La nouvelle décision

Le vent en poupe, auréolé d’un titre de champion du monde, il revient à Madrid et soulève la Supercoupe d’Europe au détriment du rival local, le Real Madrid. Auteur d’un recrutement très intéressant sur le papier (Lemar, Martins, Rodri) les protégés de Simeone semble pouvoir se frayer une réelle place dans la course au titre. Il n’en est rien. L’Atlético est largement distancé par le Barça et s’incline sans les honneurs au Juventus Stadium face à un certain Cristiano Ronaldo. Conscient de l’incapacité criante de son équipe à jouer les trouble-fête en Ligue des champions et en Liga, il prend la décision de quitter le navire afin de rejoindre le Barça en juillet 2019. Une décision qui fait couler beaucoup d’encre, aussi bien dans la capitale espagnole qu’en Catalogne.

Une arrivée tardive ?

Griezmann arrive à Barcelone contre la coquette somme de 120 millions d’euros, qui correspond au montant de sa clause libératoire. Des bruits murmurent que le natif de Mâcon se serait mis d’accord avec les dirigeants barcelonais dès mars. D’autres stipulent que le meilleur joueur du monde, Lionel Messi, serait réticent quant à la signature du Français, ayant en mémoire le revirement de situation connu lors de «La Décision». D’autant plus qu’un autre grand joueur figure sur les tablettes du club à cet instant bien précis : Neymar. Malgré cela, ce transfert fait grand bruit dans l’imaginaire mondial et l’association entre toutes ces stars et le métronome de l’Equipe de France en fait saliver plus d’un.
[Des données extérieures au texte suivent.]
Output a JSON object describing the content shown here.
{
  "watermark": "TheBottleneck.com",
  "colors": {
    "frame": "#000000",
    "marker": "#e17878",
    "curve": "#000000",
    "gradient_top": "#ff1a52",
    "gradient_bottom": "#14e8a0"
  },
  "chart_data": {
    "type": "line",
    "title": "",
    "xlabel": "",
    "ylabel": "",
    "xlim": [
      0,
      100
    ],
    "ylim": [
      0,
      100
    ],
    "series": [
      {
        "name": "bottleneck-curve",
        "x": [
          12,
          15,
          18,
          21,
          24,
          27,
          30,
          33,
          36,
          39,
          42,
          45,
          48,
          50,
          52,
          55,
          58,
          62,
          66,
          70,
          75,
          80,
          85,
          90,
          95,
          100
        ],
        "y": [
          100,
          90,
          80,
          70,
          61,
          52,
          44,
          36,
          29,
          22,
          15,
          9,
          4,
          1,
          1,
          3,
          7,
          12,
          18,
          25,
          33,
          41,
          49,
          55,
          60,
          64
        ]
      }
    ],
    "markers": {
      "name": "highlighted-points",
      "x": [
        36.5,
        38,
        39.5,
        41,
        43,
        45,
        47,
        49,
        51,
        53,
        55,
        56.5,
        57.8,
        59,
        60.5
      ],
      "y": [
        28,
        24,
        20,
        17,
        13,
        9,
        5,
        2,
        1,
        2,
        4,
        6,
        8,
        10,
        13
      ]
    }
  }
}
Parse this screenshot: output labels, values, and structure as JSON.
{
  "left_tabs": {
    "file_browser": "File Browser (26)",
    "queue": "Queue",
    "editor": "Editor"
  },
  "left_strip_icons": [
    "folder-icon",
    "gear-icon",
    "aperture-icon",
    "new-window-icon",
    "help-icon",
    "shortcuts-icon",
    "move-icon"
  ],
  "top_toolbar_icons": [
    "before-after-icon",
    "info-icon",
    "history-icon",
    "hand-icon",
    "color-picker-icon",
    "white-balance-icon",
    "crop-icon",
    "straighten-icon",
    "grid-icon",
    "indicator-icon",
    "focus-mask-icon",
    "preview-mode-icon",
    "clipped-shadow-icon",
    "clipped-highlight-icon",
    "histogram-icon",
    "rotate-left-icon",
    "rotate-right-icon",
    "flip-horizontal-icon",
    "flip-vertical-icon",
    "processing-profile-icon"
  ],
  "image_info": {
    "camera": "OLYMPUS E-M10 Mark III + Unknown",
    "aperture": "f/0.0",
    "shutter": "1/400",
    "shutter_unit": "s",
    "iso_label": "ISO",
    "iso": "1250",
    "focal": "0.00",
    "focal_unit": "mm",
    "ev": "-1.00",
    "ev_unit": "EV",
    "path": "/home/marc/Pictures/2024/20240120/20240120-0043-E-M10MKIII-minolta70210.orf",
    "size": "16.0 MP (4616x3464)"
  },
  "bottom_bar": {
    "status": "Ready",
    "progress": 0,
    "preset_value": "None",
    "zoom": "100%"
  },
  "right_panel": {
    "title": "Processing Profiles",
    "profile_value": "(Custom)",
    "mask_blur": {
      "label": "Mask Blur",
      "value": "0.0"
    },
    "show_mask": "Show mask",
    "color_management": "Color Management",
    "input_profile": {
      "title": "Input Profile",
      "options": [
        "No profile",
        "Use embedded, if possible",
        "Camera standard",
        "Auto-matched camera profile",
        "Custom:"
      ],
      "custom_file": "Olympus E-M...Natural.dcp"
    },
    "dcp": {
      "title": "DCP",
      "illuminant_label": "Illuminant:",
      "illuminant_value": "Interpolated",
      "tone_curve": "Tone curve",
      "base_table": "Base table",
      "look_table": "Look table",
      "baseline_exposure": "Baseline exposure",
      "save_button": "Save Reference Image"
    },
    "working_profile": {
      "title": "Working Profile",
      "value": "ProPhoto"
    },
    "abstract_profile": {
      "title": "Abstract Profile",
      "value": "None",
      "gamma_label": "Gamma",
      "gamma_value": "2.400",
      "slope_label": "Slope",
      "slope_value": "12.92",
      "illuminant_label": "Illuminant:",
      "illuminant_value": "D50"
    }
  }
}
Une préparation avant-gardiste ?

Tout joyeux, Antoine retrouve ses fidèles acolytes Samuel Umtiti et Ousmane Dembélé. A ce moment-là, très peu de doutes résident quant à la capacité d’adaptation du Français dans le collectif Blaugrana. Les premiers matchs amicaux arrivent et le nouveau numéro 17 peine à se mettre en évidence. L’heure n’est nullement au doute, mais ses débuts sont mitigés. Chose on ne peut plus normale, pour un joueur passant du Cholismo au jeu «historiquement léché» du FC Barcelone. Des principes de jeu de plus en plus absents depuis l’intronisation d’Ernesto Valverde en 2017. Le temps suit son train, et le Barça se déplace sur la pelouse compliquée de San Mamés, dans le cadre de la première journée de Liga. Jouer à Bilbao n’est jamais chose aisée. Le Barça passe complètement à côté de son sujet, Griezmann livre une pâle copie, et les hommes de Valverde essuient leur première défaite. Une prestation mal venue qui place d’emblée, une pression conséquente sur les épaules du Français et de l’équipe.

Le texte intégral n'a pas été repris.